Asides from the details of the financial reports, it is even more curious given that at various times, the Nigerian government had been reported as stating that refineries have failed to work, a development that necessitated contracts for rehabilitation, thus unclear what works were done by these workers who received over N127 billion salaries, wages, and benefits.
A study of the financial reports shows that the Port Harcourt refinery Company spent the sum of N22.547 billion in 2020 and another N32.023 billion in 2021 on Salaries, wages and employee benefits.
This shows that between 2020 and 2021, the sum of N9.476 billion was added to the money spent on salaries, wages and employee benefits.
In the case of the Port Harcourt refinery Company, the number of Directors whose emoluments were within 12 million and above numbered four in 2020 and another four in 2021.
Warri Refinery Company spent N12 billion in 2020 and another N14 billion in 2021, while Kaduna Refinery Company spent N26 billion in 2020 and N20 billion in 2021. The company increased its wage bill by two billion naira within a year despite no operations.
A further study shows that the highest paid director in the Kaduna Refinery Company earned N25.392 million in 2021 while the sum of N22.811 million was earned in 2020, showing that despite no activity, the Oil company increased remuneration to its highest paid director by over N2.5 million.

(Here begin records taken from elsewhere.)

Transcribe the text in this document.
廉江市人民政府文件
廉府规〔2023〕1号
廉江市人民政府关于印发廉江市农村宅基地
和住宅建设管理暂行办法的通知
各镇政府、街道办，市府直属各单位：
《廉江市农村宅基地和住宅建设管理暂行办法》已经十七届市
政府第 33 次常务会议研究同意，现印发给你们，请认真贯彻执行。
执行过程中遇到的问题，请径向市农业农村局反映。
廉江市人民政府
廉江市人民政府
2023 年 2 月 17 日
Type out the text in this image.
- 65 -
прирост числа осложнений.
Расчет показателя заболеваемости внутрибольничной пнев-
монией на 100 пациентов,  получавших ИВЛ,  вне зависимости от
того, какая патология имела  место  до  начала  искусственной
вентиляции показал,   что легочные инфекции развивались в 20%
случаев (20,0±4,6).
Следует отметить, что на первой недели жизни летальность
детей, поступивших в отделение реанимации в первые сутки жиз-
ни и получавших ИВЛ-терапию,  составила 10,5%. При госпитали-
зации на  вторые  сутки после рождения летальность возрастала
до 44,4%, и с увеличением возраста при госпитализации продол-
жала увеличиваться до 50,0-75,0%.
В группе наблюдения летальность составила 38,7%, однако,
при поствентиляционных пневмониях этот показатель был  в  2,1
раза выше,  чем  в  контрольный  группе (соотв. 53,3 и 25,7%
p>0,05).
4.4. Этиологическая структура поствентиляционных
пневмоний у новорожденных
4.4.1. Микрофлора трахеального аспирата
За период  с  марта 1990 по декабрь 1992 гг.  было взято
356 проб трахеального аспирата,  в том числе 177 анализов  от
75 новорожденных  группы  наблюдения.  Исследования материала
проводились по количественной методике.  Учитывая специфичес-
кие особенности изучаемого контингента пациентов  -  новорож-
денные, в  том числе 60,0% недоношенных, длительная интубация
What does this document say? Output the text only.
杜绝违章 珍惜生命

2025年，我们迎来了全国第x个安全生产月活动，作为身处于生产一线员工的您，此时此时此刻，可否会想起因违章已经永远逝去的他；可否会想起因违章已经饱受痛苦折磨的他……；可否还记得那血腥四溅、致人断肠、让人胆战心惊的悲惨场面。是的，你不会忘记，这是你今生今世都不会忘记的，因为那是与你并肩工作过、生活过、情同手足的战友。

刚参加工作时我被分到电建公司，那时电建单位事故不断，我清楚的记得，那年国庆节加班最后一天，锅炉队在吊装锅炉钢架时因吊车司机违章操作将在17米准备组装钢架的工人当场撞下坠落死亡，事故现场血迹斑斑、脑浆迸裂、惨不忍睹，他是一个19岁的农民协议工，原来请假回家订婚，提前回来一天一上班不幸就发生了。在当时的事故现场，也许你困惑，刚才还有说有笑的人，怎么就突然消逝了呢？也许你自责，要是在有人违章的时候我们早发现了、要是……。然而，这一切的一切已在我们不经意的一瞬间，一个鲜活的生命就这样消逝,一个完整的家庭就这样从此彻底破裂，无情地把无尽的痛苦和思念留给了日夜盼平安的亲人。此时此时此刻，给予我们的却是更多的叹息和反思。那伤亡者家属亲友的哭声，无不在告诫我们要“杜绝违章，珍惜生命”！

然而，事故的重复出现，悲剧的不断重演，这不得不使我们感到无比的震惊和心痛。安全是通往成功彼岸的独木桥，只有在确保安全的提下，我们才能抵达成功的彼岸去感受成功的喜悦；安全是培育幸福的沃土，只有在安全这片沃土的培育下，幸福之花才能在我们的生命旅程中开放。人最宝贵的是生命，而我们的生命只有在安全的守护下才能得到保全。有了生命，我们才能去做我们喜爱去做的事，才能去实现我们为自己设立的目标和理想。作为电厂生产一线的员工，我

The increase in wage bills between 2021 and 2020 comes despite a decrease in the number of staff who worked in these years.
For instance, at the Port-Harcourt refinery the total number of staff in 2020 stood at 487 persons but fell to 450 persons in 2021, this did not stop the wage bill from increasing by N9.476 billion within these one year.
Nigeria has continued to grapple with fiscal challenges, with concerns raised on the management of its Oil company, NNPCL.
Although the Oil corporation has been rebranded to a limited liability company, there are still concerns on its management especially financially.